We caught up with Jim Barnum, founder of Spectrum Skateparks and designer of the Hastings Bowl, to learn a few things we didn’t know about the park that will be hosting the Van Doren Invitational this weekend. Check the flyer below for an overview of the bowl and read on to learn more.
1. It’s the only park I’ve ever designed, out of 150, that had zero input from anyone else.
2. I didn’t even think about lines and how the lines would link up and work. I just drew something that seemed cool.
Endless possibilties for all ages. Thorburn photo
3. It was only the 3rd skatepark I’d ever designed and it was the 3rd skatepark that the guys who poured it ever built.
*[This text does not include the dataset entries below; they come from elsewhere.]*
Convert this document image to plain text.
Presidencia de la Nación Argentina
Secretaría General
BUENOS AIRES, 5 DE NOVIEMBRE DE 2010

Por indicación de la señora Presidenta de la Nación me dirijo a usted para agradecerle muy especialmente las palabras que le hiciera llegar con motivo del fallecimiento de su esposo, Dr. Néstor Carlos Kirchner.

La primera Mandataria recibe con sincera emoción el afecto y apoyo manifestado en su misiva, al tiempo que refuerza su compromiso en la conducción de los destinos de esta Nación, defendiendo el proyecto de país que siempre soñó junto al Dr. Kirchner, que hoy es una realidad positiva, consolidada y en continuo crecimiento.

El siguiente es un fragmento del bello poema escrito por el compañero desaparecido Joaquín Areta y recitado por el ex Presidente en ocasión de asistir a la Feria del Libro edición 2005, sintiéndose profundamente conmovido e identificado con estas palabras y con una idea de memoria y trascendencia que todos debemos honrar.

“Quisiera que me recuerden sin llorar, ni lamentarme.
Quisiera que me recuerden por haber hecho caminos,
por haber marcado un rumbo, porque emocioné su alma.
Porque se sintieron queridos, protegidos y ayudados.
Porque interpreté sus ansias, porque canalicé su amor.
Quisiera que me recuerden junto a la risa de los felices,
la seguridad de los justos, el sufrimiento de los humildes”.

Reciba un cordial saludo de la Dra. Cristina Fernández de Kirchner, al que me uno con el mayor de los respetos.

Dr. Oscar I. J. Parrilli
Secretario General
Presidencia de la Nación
4. None of the guys that poured the park skated.
Nugget Matasi Frontside Rocks while Keegan Sauder Frontside Airs. Pommier photo
5. I was told by a super-ripping-sponsored-skater when I was designing it that the 6′ to 8′ spine was crazy and wouldn’t work.
6. For the record, the sizes are 5′, 6′, 8′, and 10’3″ in the deep (9′ tranny / 1’3″ vert).
7. Where the coping goes around the corner after the spine was supposed to stay together, spine style. That’s the only mistake in the place.
Rick McCrank blasts a grasser high above the volcano. Atiba photo
8. Alex Chalmers whizzed in the deep end the night before they poured the flats.
Trevor Dunnet goes from the Chalmers whiz bowl to the 8″ via a classic FSA. Thorburn photo
9. The City freaked out when they came by to check out the progress. The deep end was poured, but not the flats (it was just before the Chalms whizz). They lost their minds and were in a panic about how deep it was. There was talk about filling it in and re-pouring it shallower. Instead they were convinced to put up the fence. The gate wasn’t to keep bikes out; it was to make it hard for really little kids to get in there, that’s why it’s so stiff to push.